Last night I actually came home on time, straight from work, ran the washing machine, cleaned my room, packed my bag, went out and got a bottle of perry and a takeaway from Usha's on the Uxbridge Road, and was able to settle down and watch a movie I'd been looking forward to all day, and then go to bed at a reasonable hour. It was the first time I've gotten to bed at a sane time for absolutely ages. It's just a pity the film was such a tangled muddle.
It was Terry Gilliam's "The Brothers Grimm", and I had never seen any reviews when it came out, but Gilliam is an interesting - and staggeringly imaginative - film-maker and I thought it should be a great evening's entertainment. Instead of which it was - well, great fun, certainly, but total chaos, rambling and badly plotted, at times really badly edited (which was unexpected) and almost an outright waste of the very capable leads. The plot was a close echo of Tim Burton's "Sleepy Hollow" (a film which has the added benefit of total coherence [& Johnny Depp at his most hauntedly beautiful!]) with a lot of baroque trimmings flung on top, scattershot, in classic Gilliam "more is more" style. It had wonderful moments, and I liked the genuinely tough (rather than Hollywood "feisty") heroine. Heath Ledger and Matt Damon did their level best with underwritten and undermotivated parts, and both produced very creditable english accents.
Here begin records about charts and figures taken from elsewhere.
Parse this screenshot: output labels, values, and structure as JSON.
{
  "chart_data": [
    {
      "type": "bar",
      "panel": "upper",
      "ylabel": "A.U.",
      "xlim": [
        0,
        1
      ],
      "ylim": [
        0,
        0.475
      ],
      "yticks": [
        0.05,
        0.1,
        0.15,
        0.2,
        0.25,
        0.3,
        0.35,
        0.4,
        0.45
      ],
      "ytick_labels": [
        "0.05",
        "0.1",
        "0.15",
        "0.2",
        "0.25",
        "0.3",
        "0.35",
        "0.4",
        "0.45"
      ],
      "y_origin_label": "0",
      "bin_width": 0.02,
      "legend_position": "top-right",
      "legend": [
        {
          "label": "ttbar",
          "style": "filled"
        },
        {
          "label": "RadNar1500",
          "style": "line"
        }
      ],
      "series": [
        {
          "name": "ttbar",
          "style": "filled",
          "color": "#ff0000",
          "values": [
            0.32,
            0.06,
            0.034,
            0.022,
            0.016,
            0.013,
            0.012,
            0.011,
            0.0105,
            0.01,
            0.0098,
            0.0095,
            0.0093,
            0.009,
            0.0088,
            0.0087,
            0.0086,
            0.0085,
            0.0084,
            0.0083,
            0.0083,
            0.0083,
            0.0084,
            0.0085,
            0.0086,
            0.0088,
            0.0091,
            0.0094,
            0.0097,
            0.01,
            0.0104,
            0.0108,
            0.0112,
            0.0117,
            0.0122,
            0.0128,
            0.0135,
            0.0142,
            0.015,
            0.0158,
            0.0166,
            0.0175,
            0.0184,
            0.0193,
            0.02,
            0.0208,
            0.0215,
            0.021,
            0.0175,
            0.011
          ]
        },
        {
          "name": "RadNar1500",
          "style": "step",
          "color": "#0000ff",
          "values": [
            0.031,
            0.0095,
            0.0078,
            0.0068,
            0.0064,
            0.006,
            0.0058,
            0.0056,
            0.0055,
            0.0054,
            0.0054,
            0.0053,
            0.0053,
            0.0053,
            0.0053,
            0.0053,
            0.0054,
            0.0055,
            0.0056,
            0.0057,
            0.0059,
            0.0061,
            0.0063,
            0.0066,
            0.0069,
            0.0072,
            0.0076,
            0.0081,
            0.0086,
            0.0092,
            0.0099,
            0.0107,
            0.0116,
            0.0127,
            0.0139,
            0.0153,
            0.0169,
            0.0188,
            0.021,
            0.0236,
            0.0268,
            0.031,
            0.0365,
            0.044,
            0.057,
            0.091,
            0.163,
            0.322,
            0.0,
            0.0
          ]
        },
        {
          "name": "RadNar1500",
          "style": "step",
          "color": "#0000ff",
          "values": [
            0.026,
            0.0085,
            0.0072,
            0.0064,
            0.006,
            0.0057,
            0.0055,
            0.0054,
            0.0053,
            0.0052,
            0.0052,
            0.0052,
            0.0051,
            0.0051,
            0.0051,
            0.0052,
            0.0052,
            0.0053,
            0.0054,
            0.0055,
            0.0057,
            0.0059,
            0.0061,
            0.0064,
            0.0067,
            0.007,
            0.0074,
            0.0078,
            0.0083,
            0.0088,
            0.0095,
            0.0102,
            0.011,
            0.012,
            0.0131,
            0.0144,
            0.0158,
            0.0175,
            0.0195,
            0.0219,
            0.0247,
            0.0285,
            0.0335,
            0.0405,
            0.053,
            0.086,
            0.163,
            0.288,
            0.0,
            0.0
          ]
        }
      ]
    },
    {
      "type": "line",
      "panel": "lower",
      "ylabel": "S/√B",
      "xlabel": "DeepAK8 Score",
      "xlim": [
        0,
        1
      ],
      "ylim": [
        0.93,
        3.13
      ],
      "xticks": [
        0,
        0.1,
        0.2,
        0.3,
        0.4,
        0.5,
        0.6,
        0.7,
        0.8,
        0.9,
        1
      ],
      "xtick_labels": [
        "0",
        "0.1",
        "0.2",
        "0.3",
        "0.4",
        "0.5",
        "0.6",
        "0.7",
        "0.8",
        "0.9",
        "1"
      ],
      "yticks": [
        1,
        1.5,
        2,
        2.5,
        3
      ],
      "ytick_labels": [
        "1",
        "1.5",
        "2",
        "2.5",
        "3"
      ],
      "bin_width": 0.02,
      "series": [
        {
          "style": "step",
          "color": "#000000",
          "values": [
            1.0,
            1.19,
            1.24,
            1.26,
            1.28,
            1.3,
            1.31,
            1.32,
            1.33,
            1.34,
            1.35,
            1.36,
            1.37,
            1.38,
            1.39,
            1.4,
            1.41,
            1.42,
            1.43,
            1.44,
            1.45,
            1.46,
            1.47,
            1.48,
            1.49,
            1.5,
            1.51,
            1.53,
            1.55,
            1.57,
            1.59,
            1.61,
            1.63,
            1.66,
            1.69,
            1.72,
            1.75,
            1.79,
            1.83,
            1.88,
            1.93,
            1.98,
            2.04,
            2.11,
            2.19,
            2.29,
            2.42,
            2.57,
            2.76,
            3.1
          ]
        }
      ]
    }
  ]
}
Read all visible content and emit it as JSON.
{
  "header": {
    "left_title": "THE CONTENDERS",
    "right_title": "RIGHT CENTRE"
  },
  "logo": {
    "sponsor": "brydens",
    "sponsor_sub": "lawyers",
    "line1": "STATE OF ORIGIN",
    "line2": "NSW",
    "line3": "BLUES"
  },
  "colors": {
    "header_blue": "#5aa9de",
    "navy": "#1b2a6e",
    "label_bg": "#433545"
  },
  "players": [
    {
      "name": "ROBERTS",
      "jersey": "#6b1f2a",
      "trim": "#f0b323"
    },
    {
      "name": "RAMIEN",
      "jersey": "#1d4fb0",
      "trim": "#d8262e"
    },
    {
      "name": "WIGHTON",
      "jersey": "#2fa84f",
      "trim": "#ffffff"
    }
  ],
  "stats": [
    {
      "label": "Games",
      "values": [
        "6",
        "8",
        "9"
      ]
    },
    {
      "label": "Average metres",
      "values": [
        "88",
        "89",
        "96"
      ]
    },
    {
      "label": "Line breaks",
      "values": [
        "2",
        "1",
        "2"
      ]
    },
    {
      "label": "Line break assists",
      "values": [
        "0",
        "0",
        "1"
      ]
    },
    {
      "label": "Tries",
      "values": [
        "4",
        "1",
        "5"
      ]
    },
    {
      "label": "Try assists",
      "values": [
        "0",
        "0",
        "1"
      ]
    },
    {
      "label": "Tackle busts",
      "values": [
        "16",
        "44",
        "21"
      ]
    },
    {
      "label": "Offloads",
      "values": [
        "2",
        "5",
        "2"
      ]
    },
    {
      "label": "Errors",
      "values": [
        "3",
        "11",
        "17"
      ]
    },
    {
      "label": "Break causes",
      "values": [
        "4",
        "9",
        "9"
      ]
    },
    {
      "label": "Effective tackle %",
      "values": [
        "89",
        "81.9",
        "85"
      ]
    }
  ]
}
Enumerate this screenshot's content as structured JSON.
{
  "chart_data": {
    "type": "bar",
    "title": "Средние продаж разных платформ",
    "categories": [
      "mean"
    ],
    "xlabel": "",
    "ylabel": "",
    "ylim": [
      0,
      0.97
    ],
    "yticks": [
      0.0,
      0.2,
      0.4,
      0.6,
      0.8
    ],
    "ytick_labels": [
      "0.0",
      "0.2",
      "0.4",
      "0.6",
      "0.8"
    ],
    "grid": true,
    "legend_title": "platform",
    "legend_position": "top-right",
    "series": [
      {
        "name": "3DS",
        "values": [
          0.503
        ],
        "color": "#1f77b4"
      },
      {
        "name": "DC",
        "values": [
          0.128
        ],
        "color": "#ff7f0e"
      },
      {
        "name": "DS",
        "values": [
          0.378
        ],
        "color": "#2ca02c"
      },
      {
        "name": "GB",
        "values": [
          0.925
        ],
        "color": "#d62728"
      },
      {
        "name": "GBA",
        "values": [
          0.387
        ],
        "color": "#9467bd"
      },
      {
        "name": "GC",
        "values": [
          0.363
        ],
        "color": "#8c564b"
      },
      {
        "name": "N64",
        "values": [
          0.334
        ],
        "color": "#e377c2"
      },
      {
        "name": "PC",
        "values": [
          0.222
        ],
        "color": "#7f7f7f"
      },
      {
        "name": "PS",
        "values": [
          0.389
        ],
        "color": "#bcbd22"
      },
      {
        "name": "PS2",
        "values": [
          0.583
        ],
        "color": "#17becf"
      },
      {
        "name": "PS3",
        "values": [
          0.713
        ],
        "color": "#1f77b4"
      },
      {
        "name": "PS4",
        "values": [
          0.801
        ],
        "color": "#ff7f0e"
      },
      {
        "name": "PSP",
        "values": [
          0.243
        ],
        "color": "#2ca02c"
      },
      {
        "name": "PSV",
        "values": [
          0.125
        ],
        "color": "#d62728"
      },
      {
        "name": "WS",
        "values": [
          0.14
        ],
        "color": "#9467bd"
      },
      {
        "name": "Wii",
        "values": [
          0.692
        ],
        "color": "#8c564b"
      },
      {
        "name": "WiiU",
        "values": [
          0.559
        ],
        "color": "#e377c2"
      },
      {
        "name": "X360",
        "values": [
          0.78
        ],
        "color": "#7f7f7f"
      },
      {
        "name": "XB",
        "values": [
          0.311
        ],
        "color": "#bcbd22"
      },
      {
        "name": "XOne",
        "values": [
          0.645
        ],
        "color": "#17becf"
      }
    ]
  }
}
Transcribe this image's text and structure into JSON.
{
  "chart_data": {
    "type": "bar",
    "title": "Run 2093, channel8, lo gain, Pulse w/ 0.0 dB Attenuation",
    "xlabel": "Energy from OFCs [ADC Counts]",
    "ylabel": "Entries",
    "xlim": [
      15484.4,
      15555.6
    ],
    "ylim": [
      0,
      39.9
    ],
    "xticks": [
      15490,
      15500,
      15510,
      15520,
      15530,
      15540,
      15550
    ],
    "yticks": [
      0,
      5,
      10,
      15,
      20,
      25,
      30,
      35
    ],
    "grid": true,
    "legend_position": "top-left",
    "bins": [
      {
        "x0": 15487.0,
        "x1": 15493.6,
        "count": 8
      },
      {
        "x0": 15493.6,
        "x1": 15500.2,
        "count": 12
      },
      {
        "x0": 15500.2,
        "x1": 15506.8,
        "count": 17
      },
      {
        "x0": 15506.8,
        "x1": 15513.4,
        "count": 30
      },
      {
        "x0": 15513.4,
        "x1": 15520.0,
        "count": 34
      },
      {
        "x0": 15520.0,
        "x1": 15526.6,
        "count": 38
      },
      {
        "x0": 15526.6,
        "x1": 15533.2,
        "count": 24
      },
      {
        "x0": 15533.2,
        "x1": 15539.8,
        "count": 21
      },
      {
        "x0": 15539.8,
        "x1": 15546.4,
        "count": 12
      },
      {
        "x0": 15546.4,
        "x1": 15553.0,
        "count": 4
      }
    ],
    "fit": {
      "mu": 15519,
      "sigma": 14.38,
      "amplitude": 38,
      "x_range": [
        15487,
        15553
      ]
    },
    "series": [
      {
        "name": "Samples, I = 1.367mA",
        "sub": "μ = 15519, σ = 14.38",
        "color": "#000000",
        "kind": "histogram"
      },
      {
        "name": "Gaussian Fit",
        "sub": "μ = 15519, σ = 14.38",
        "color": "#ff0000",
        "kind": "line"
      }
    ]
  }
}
The set and production design was of course absolutely terrific. But it was an odd mixture, overall, of Gilliam-lite and what looked frankly like amateur pastiche Gilliam. As in "If we have a vaguely literary-referenced script and a real mess of a narrative everyone will think 'O, a Terry Gilliam movie', and we'll get away with it lacking the very real depth of ideas that a REAL Terry Gilliam movie has."
I think what pissed me off the most was a little moment near the end, when Jonathan Pryce's cardboard cut-out villainous french general is killed and his dying words are "All I wanted was a little order..." And I thought, Oh, Mr Gilliam, cheap shot!
Anyone who likes Terry Gilliam's work knows he is seriously into chaos; it is meat and drink to him, and I think in his book order is very probably toxic, inimical to life. But order is NOT inimical to life. It is inherent in all life, just as much as chaos. It's a fallacy, not to mention shooting at an an easy target, to say "Order is BAD, only chaos promotes life and growth!". Are the cells in a beehive disorderly? Are the petals on a dahlia, the scales on a pinecone, disorderly? No. But that is No and simultaneously Yes! And yes only because no, if you get my drift. In nature the two coexist, and cannot but do so. Order works because chaos breaks in; chaos works because it disrupts and revivifies order. As my favourite baritone is fond of saying, it's all about subtleties, nuances and laminations. I know that this praise of the multi-layeredness of the universe is itself a grotesque oversimplification of the complexity and subtlety of this interplay between forces, and my apologies for those who would articulate it better than I.
I was on the Tube a few nights ago next to a guy who had clearly come from the USA that evening - he had a huge suitcase with a tag from NYC, and was reading the New York Times. I looked over his shoulder at one point and saw an advert whose headline was "No-one was ever reassured by complexity". And I wanted to shout "Speak for yourself, you lack-wit advertising copywriter, you!". Because I, personally, am enormously reassured by complexity and almost invariably am dubious about, or even alarmed by, simplicity. Simplicity, in my experience, too frequently means active and deliberate over-simplification. Long live the complex, the intertwined and the nuanced, and the interplay and tension between tangled forces! Long live frenziedly busy weeks of rushing about, drinking rather too much, dancing, seeing friends and family, getting to bed late, singing in public, smiling at the choirmaster, and having fully-decorated christmas trees fall on me, as well...
Probably won't get to write any more until after christmas, so on that perhaps apprpriately chaotic note, Merry Christmas, everyone, and a happy new year to you all.